En edad de madurez, es bueno recrear el irreal mundo del ayer. En esta etapa las exigencias vitales de una flemática civilización, conducen la voluntad hacia la frivolidad.
¿Qué lejos está de ponderar el acervo de incumplidas aspiraciones a la hora de partir!
Los ideales de los hombres, reprimidos por los otros hombres. Una sinfonía inconclusa. Como abordar un extenso viaje olvidando las provisiones. ¡Tenemos que volver por ellas! Por ello, una vez terminado el desayuno los incita a proseguir la diversión.
La mañana está fresca.
El sol alumbra con una luz excitante.
El jardín se viste de un particular encanto y Luisito junto a Iara corren.
Corren hacia el muro.
Corren hacia la milagrosa visión que llega ondulando, impulsada por un soplo de fantasía.
En la medida que desciende sobre el desarreglado suelo, la percepción se materializa, toma forma.
A través de los hialinos velos, lucen destellos de candidez e ingenuidad, perceptibles únicamente por los espíritus semejantes.
Una ilusión que baja al mundo de los hombres, para recoger los anhelos despedazados, recomponerlos y lanzarlos renovados a la vida.
Se arrodilla y los aferra condensados en rocío, gota por gota, para situarlos en una diadema resplandeciente que coloca sobre su cabeza.
Los enormes ojos de los niños revelan el grado de asombro.
La figura se hace más encarnada y traslúcida, al recibir las luces del sol otoñal.
Casi en voz baja, Iara suspiró:
-¿Quieres ser mi amigo? Entre mis muñecas, ninguna viste tan lindos colores.
-¡No es una muñeca! –objetó Luisito. –Es un alma con superpoderes.
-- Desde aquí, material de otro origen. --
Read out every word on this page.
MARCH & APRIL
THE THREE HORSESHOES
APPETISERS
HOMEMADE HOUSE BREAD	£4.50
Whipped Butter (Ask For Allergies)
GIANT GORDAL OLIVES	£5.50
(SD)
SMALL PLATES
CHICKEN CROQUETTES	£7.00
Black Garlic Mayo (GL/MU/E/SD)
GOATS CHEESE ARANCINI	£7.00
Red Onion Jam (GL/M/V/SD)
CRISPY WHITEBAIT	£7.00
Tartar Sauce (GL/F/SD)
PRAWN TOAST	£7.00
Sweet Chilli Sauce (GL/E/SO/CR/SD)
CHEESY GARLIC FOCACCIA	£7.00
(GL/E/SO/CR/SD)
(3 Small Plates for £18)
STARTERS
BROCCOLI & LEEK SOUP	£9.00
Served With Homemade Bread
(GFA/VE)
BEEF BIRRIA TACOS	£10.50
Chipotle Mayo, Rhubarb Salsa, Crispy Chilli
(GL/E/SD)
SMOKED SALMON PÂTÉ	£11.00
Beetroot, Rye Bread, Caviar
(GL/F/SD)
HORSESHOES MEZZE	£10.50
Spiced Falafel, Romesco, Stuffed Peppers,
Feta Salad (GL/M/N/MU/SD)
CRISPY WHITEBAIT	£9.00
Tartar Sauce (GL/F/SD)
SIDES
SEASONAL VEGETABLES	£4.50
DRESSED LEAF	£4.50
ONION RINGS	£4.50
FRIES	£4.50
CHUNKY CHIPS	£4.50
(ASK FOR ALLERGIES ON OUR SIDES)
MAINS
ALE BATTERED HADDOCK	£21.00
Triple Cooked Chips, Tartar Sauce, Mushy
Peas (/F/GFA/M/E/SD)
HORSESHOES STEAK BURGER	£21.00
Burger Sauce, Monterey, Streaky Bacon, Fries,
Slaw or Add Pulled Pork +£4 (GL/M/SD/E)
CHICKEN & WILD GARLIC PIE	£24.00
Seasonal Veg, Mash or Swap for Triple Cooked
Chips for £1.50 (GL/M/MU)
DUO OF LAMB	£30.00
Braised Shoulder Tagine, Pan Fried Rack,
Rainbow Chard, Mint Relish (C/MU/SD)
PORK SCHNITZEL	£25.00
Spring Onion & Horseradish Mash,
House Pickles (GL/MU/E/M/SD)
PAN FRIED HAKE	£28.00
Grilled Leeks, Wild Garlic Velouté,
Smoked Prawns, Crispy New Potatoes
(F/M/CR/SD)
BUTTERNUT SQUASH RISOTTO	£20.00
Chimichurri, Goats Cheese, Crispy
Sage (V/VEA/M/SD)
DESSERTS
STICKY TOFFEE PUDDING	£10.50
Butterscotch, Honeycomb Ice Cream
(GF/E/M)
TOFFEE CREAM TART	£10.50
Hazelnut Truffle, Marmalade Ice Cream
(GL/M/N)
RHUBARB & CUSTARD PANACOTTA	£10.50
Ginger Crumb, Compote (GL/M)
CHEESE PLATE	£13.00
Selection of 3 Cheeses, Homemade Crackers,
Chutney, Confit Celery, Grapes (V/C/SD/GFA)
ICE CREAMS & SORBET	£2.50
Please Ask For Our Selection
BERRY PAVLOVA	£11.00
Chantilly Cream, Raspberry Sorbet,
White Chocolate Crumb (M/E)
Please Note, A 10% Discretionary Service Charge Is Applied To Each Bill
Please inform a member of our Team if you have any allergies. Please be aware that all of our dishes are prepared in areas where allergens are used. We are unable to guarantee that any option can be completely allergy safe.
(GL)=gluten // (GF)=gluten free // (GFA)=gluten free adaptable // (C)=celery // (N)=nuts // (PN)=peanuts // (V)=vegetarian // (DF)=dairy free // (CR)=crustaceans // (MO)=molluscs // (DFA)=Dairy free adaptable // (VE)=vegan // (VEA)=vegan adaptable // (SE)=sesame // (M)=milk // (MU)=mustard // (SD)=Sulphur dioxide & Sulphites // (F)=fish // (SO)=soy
Inesperadamente, sin dar tiempo a un razonamiento infantil, la imagen cambió de posición. Fue levantándose ajena al mundo circundante hasta emprender vuelo.
Mientras se eleva en viaje de regreso, la radiante diadema sobre las sienes, símbolo de un mañana pródigo, fue divisada por los niños hasta que ingresó en el castillo.
Han aprendido que es imposible retener la aparición.
Ellos no lo saben pero intuyen que hay cosas que, como la
vida, avanzan independientes de la voluntad.
Quizás como éste se va y vuelve, también las esperanzas reprimidas retornarán trasformadas mañana para materializarse, por obra de los duendecillos.
-¡Sé que volverás y jugarás conmigo! –gritó Iara.
-Tráeme un tren para cuando sea grande –pidió Luisito.